Blue Monday 2018: FIVE ways to beat January blues on the most depressing day of the year

Blue Monday is claimed to be the most depressing day of the year, as the Christmas and new year festivities seem like a distant memory.

The winter months can be particularly difficult for patients of Seasonal Affective Disorder (SAD), according to Silentnight’s sleep expert, Dr Nerina Ramlakhan.

SAD affects about one in every 15 people, and is characterised by a persistent low mood, irritability and feeling less sleepy during the day.

The condition is a type of depression that comes and goes in a seasonal pattern, according to the NHS.

Here’s Ramlakhan’s top five tips to beat the January blues.

Exercise

“During the winter, people are often less motivated to exercise, but it's crucial to keep moving if you want to boost your mood,” said Ramlakhan.

“Exercise reduces stress hormone levels and will give you a clearer and more positive outlook on life; it also enables you to sleep more deeply which will make you better prepared for the day ahead.”

Get outside

Sunlight can boost the amount of “the happy hormone” serotonin in the body, said Ramlakhan. 

During the winter months, the amount of serotonin in the body can dip due to shorter days, so it’s important to get out of the house as much as possible.

“Even just half an hour on your lunch break will make a difference, or kill two birds with one stone and exercise outside; getting as much light as possible will help to reset the body’s circadian rhythm.”

Eat right

Eating foods that promote serotonin production could help to beat the January blues, the sleep expert claimed.

“The winter leaves many of us craving starchy carbohydrates and while these are a vital part of any diet, it’s important to strike a balance.

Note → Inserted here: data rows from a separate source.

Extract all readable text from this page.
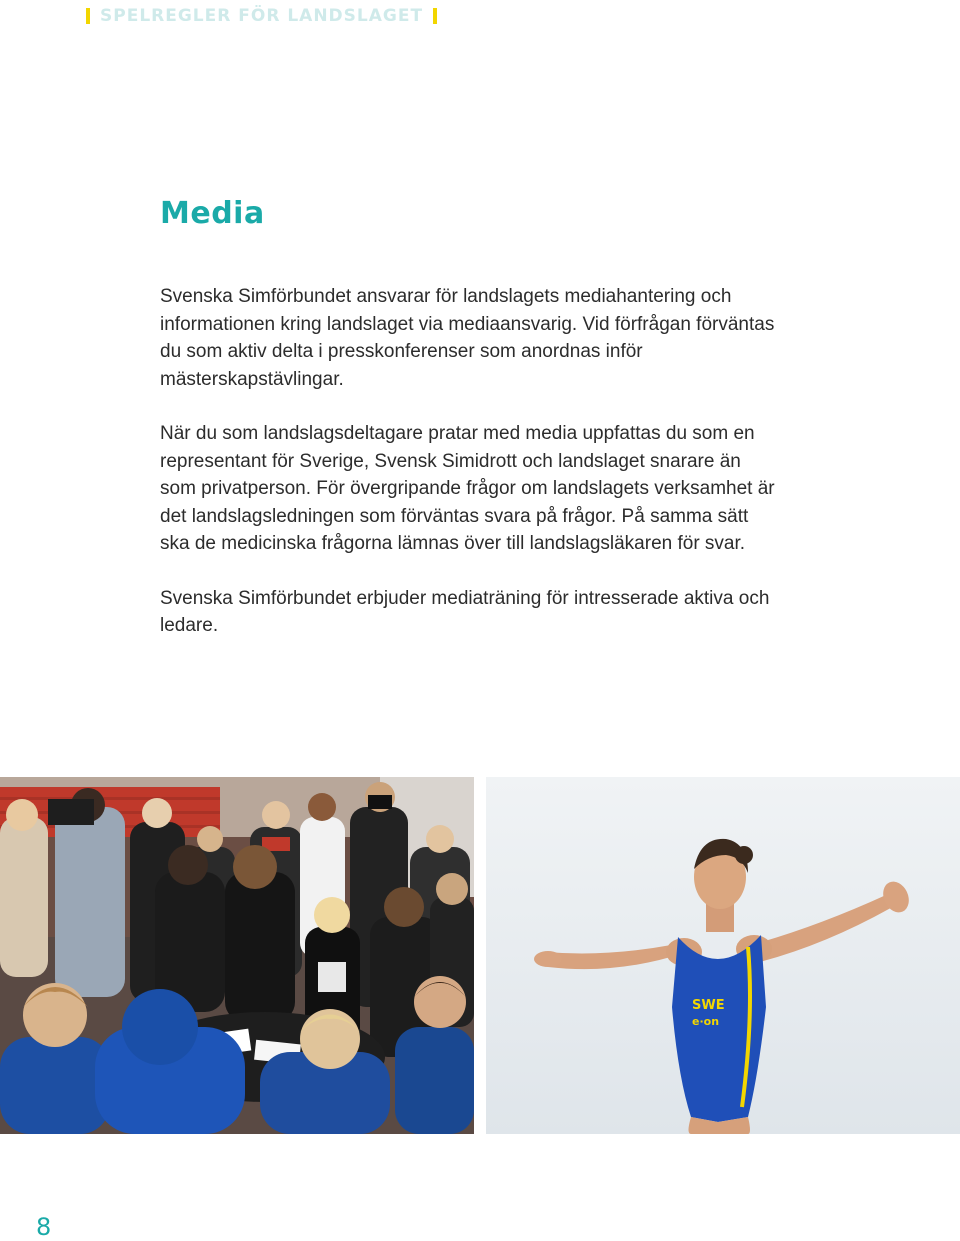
SPELREGLER FÖR LANDSLAGET
Media

Svenska Simförbundet ansvarar för landslagets mediahantering och informationen kring landslaget via mediaansvarig. Vid förfrågan förväntas du som aktiv delta i presskonferenser som anordnas inför mästerskapstävlingar.

När du som landslagsdeltagare pratar med media uppfattas du som en representant för Sverige, Svensk Simidrott och landslaget snarare än som privatperson. För övergripande frågor om landslagets verksamhet är det landslagsledningen som förväntas svara på frågor. På samma sätt ska de medicinska frågorna lämnas över till landslagsläkaren för svar.

Svenska Simförbundet erbjuder mediaträning för intresserade aktiva och ledare.

SWE
e·on
8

“If you need a snack fill up on foods like walnuts, bananas and tomatoes; they all help your body to produce serotonin and will lift your mood.

“Diet also plays a significant role in the quality of sleep we have. It’s best to avoid having a heavy meal before bedtime. If you often wake up in the night feeling hungry then try having a little snack before bedtime.”

Have a nap

While having a prolonged sleep isn’t advised, a quick power nap could help to relieve some of the symptoms of SAD, said Ramlakhan.

“Naps should be between 10 and 20 minutes, and be taken when you start to feel sleepy or find yourself losing concentration.

“Many people have a natural dip in energy levels around 3pm - making it the ideal time.”

Be tech smart

Being constantly connected to technology could negatively impact your mood.

Switching off the evenings was key to beating the January blues, Ramlakhan said.

“Avoid social media accounts and emails for 90 minutes before bedtime.

“Instead read a book, listen to relaxing music and have a bath using relaxing essential oils.

“A regular wind down routine like this will reduce feelings of anxiety and allow your mind to relax; making sure you get a good night’s sleep and preparing you for the day ahead.”